The seeds of Argentina’s wine industry were planted by Spanish and Italian immigrants in the late 19th century. A Spaniard who landed in Argentina in 1914, for instance, started the winery (which continues to carry his name) Pedro Carricondo e Hijos in 1929. Situated in the Ullata Valley at the base of the Andes, it produces 24 million litres of wine every year. The winery’s reps spent 36 hours flying to discover a new market in New Delhi. As did the team from Rosell Boher, whose Methode Champenoise bubblies were pushed down in the popularity ratings by their Vinas de Narvaez Malbec. It got the enthusiastic vote of Tirath Singh, the hugely talented chef from Old World Hospitality who has trained under Gordon Ramsay.
From the other side of the Iberian world came Spanish wineries with a couple of surprises up their sleeves. Prospero Garcia-Gallardo, Export Director, Felix Solis Bodegas, for instance, succeeded in planting the flag of Valdepenas, a wine-growing region south of Madrid, in New Delhi with Vina Albali Gran Reserva, which manages to bring out the best in Tempranillo, Spain’s best-known grape.
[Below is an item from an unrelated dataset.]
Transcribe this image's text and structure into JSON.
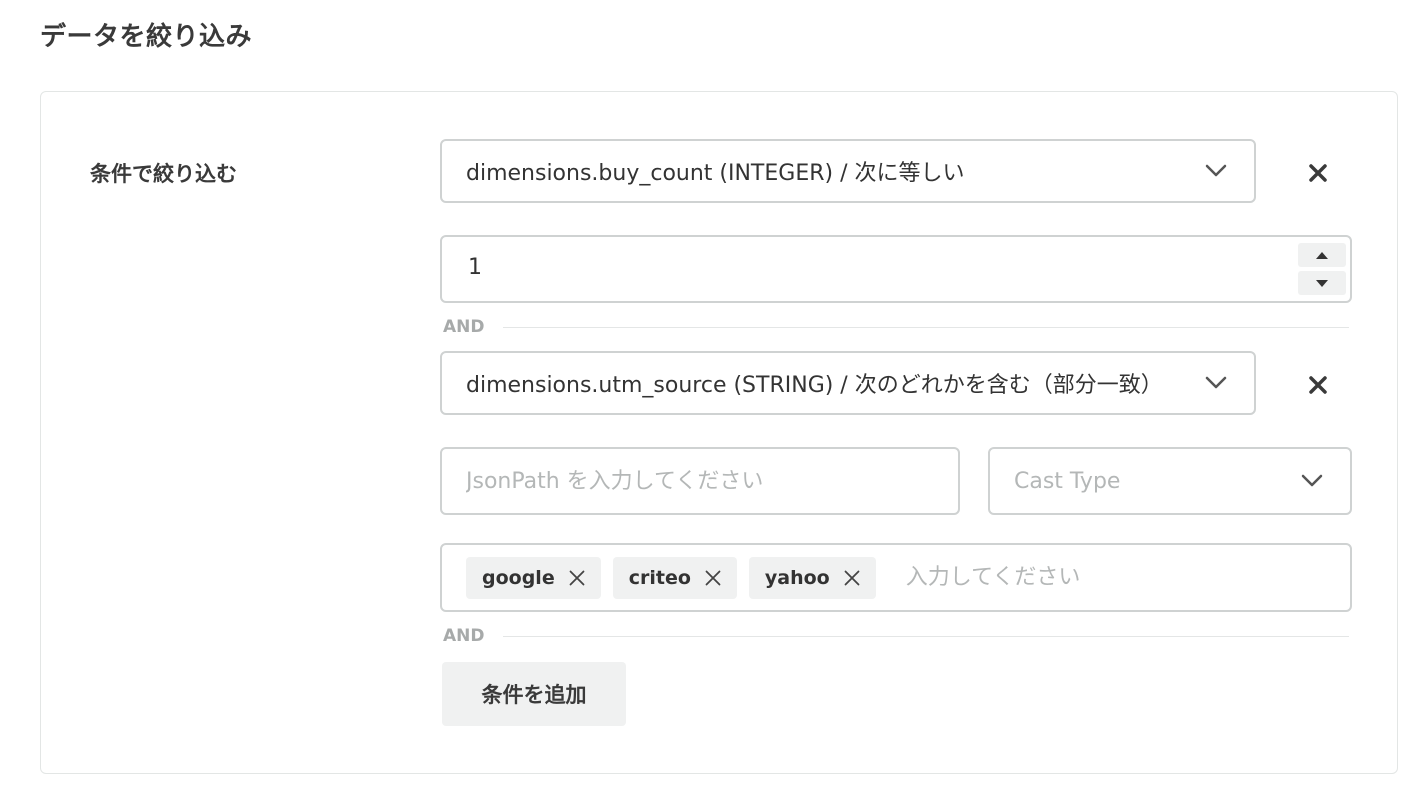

Felix Solis, a family-owned wine house, is Spain’s leading producer and exporter and is capable of bottling up to 180 million litres of the heady stuff. Vina Albali and Los Molinos are its best-selling labels internationally.
From Bodegas Vina Extremena, which is located in Almendralejo, the capital town of the area known as Tierra de Barros, came the other Spanish winner. Its wines defied the snob wisdom that attractively packaged bottles try to achieve with their winsome looks what their content cannot. The Monasterio de Tentudia combines imaginative packaging with a robust, ruby red 100% Tempranillo, aged in American oak for 18 months, that tends to linger on your palate much after you’ve called it a day. Not surprisingly, Bodegas Vina Extremena’s wines are present in 57 countries and have won top honours in Vinitaly and the International Wine Challenge.
It may not be an overstatement to call the guided tastings a voyage of discovery navigated by the Indian Wine Academy. The tastings proved beyond doubt that one lifetime is not enough to know about the immense possibilites that exist in the wonderful world of wine.